Part of the NOBA team was recently invited to participate in a workshop with the board of a large company. The expected outcome of the session was a roadmap with several ideas to address a concern within the company which required creative solutions. As is common in many of these workshops, we took out pens, paper and, most importantly “sticky notes”. Upon seeing the latter, the company’s CEO mockingly made a remark to get all his colleagues to agree “not pos-it notes again”. The room let out a half-laugh as we ignored the comment and proceeded with the workshop.
The reaction is one that has become commonplace in many organizations. Following a boom of hackathons, creatathons and “Design Thinking” workshops, frustration has set in at the seemingly little impact created. As is common in such fads, the pendulum in companies seems to be swinging back to skepticism and focus on “the real issues”. In this new trend, ““post-it-fatigue” has set in, and some people are pointing the finger on the harmless piece of office supply.
In reality, the humble post-it note and the “workshop” format are not really the culprits. There are a great variety of factors which explain the poor results obtained in many organizations. Corporate processes, cowardice, a culture of boss-pleasing and appointing the wrong people to the job are probably higher up on the list.

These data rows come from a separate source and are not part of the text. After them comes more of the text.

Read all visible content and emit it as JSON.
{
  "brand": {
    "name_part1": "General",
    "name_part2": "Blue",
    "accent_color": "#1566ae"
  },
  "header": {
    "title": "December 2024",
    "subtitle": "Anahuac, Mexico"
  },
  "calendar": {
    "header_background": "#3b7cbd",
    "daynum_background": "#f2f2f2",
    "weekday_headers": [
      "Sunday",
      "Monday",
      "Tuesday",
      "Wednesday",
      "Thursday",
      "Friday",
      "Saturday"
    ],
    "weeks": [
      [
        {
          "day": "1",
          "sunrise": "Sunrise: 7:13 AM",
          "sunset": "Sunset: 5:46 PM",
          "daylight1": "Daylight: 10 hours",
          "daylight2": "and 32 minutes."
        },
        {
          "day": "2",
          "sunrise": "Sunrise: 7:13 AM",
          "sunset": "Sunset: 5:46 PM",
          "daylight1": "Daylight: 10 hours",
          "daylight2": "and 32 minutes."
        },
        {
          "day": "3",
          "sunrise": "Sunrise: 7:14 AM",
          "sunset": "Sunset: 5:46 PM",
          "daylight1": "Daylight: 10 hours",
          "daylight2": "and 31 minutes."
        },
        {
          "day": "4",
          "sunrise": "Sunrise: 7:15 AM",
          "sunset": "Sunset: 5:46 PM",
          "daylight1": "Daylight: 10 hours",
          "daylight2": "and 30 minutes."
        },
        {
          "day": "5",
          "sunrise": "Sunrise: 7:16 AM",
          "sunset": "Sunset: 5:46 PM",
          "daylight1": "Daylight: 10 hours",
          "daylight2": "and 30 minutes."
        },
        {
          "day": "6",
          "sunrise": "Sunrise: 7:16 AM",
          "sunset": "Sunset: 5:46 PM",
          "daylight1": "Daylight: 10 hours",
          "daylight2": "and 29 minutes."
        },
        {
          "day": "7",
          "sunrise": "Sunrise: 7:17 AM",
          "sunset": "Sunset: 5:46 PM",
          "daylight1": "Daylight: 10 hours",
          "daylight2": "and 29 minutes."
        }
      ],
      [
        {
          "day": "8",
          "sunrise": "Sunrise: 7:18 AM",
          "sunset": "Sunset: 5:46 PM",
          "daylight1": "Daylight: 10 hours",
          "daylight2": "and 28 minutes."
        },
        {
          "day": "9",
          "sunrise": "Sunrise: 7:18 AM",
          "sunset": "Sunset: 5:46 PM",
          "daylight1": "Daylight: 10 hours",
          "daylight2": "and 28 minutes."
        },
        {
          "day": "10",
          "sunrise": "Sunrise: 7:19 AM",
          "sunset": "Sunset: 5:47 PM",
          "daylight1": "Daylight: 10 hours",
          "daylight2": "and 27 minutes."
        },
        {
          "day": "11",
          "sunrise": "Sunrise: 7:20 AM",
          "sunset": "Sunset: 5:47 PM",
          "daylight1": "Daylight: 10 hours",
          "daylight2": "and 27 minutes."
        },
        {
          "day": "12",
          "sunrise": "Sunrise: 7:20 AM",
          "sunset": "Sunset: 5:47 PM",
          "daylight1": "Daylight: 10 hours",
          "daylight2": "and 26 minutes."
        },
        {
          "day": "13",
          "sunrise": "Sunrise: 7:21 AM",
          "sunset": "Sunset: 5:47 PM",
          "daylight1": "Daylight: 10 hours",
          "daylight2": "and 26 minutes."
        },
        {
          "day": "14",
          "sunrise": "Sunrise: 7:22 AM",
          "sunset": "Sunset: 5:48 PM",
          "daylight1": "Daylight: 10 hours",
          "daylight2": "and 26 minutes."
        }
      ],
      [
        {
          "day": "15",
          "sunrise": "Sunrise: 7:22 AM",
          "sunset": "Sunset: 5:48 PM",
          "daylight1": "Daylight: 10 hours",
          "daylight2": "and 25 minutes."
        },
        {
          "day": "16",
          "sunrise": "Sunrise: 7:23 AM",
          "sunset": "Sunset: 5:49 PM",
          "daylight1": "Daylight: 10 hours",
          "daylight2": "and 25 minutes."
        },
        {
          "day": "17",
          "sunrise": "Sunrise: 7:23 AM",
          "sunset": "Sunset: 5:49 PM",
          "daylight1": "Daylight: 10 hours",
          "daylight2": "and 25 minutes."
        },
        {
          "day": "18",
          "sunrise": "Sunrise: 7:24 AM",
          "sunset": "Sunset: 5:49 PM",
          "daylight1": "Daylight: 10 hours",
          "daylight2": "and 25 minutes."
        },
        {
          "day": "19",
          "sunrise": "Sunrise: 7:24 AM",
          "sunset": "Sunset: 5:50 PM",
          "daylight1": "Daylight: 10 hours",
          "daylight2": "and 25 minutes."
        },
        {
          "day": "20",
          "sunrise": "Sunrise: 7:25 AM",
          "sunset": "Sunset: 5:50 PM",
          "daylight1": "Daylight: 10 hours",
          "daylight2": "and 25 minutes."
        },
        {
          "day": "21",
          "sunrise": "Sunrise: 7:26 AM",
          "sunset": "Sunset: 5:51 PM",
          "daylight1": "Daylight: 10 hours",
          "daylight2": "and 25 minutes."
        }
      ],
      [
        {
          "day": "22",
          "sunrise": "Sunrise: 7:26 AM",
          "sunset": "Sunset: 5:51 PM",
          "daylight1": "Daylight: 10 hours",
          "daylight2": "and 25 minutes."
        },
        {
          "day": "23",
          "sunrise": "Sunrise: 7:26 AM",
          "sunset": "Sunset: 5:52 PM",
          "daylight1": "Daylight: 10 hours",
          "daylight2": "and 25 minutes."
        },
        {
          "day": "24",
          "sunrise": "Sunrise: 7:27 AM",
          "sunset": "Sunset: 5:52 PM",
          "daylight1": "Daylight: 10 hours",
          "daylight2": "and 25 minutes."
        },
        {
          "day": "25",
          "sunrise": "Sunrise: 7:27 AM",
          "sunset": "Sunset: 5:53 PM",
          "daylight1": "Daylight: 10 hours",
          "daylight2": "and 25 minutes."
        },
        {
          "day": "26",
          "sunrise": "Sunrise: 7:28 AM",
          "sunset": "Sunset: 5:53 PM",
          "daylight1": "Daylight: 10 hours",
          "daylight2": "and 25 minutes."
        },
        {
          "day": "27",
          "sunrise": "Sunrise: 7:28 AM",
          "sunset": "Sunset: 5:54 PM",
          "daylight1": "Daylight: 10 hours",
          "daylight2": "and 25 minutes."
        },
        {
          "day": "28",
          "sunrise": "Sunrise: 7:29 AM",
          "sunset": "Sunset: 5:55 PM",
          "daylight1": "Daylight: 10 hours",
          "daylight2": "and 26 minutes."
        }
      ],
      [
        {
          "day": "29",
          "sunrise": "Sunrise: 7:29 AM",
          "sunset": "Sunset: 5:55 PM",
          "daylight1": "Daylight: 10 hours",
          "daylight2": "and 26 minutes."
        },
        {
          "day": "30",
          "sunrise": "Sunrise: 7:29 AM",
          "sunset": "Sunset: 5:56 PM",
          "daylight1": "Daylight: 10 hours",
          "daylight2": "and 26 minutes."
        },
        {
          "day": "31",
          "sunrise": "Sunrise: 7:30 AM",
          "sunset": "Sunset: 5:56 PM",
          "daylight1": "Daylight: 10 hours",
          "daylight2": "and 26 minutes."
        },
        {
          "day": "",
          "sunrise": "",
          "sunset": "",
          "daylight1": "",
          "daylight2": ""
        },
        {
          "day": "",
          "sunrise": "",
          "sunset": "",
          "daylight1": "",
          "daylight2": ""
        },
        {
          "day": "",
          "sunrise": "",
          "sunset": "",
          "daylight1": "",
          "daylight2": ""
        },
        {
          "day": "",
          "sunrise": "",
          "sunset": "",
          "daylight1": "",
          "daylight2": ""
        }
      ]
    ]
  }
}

However, the legacy from design-thinking-mania seems to be to look at the workshop and the post-it note with skepticism.
Of course, ideas are really not worth much and there are many other considerations that are key to successful ventures, as we often argue in this blog. Nevertheless, in organizations, the sticky note is the starting point for a pipeline of innovation that should be constantly flowing. Frustration is a very likely outcome, but we should expect at the very beginning of the pipeline.
And we are in desperate need of good ideas. Despite common belief, innovation is at an all-time low, and this has a real impact in progress and people’s lives.
One measure for innovation used by economists is the impact on productivity. The impact that cool tech, tools and gadgets have on the economy is that per one unit of labour and capital (the main factors of production), we should be able to get more. This “productivity” then is reflected on worker’s wages. For example, if one worker is able to produce 5 pencils in an hour but then is trained to use a machine that will help produce 50 pencils and hour, in ideal conditions, his or her wage should increase tenfold in ideal market conditions.
It turns out that this number has been stalling over the past few decades, even in the age of tech and “productivity tools” such as Slack and Asana. “I see the computer age everywhere but in the productivity statistics,” famously remarked Robert Solow in 1987, the Nobel laureate responsible for identifying the impact of technology on the economy.
If technology is what has an impact on growth, ironically, it is not usually those involved in hard core research and development who are responsible for the transformation. Some economists point out that only 8% of business ideas are created by scientists. The remaining 92% of business ideas is by entrepreneurial types, people with no real scientific background but who know the market and are able to identify problems and apply solutions. Those are the people who should be found in companies and in board rooms.
The humble post-it is actually a great illustration of this very same phenomenon. The technology behind it – the sticky stuff – was created by a scientist within 3M’s headquarters, Dr. Spencer Silver. It wasn’t until another colleague, Stephen Fry (a scientist himself but acting in the capacity of entrepreneur) realized the potential to bookmark his hymn book that the technology was converted into a business category that generates $1 billion annually.
Today, the sticky note is just another tool in the office supply store. It’s what we do with it that counts. Statistics say we are not doing enough, and that, we cannot afford.